Superhumanizing

No “i” in team, but in family?

No “i” in team, but in family?

Rated 4.0

It’s been 14 years since writer-director Brad Bird’s The Incredibles put a new spin on the superhero movie. In “movie years” that amounts to two generations; Walt Disney used to reissue his animated classics every seven years. The landscape is different from what it was, too; superhero movies are a lot thicker on the ground than they were in 2004. Can Incredibles 2 measure up to its predecessor? Can it even stand out from the crowd?

The answer is “yes” to both questions. Some of us are frankly sick and tired of comic-book superhero movies, but Bird makes the genre fun again.

Incredibles 2 follows a template very close to The Incredibles, albeit with a few new plot threads and the benefit of 14 years’ progress in the field of computer animation. The story picks up at the exact instant where The Incredibles left off, with the sudden appearance of a new supervillain, the Underminer (voiced by Pixar good-luck charm John Ratzenberger), and the Parr family swinging into action—dad Mr. Incredible (Craig T. Nelson), mom Elastigirl (Holly Hunter), daughter Violet (Sarah Vowell) and son Dash (Huckleberry Milner).

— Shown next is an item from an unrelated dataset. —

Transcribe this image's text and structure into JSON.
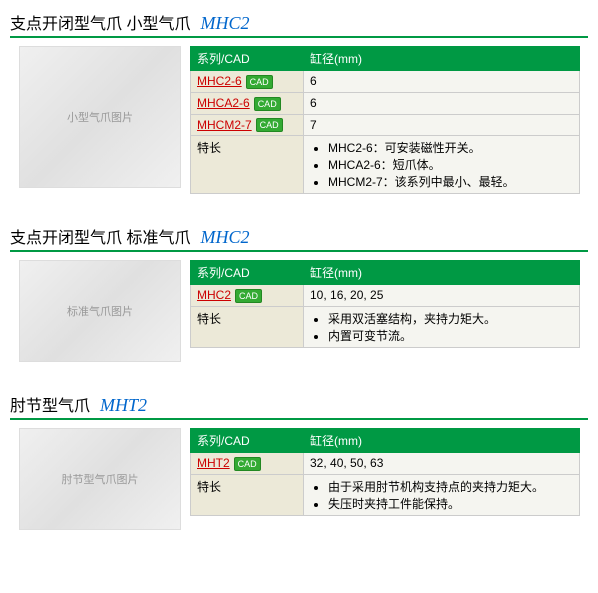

Once again, there’s a backlash against the resulting mayhem, and the Parrs have to go once again into hiding. But they and their friend Lucius Best, aka Frozone (Samuel L. Jackson) have drawn the sympathetic attention of telecom tycoons Winston (Bob Odenkirk) and Evelyn Deavor (Catherine Keener), who want to mount a PR campaign to restore all superheroes to legal status. Their approach is to focus on Elastigirl, who is not only telegenic but is also able to ply her super-trade with less collateral damage than the well-meaning but heedless Mr. Incredible. So mom goes off being super while dad stays home to mind the kids—including the infant Jack-Jack, who has an impressive array of powers of his own that he’s still too young to control.

Meanwhile, the Underminer is dropped completely in a mysterious entity calling himself Screenslaver, able to remotely hypnotize innocent bystanders into carrying out his criminal plans.

The truth is, there are so many Marvel and DC Comics sequels flooding multiplexes these days that what was a “new spin” in 2004 tends to look like a broken record today. For example, the phalanx of superpeople the Deavors recruit look a lot like X-Men, and Bird’s creation, so delightfully original back in 2004, starts looking unfortunately derivative. Balanced against that—and to be honest, tending to outweigh it—is Bird’s clever wit, the excellent voice work by the cast (especially Holly Hunter and Sarah Vowell), and the customary, breathtaking Pixar polish.

Paradoxically, the Parr family—the Incredibles—these retro-1960s animated caricatures, feel much more real than all the Batmen, Iron Men, Thors, Deadpools and other live-action comic-book characters in the Marvel and DC universes put together. It’s a credit to Bird’s powers of invention.

Personally, I wouldn’t mind if Marvel and DC never made another movie. Bird does it better—plus, so far, he’s given us a nice long break between chapters.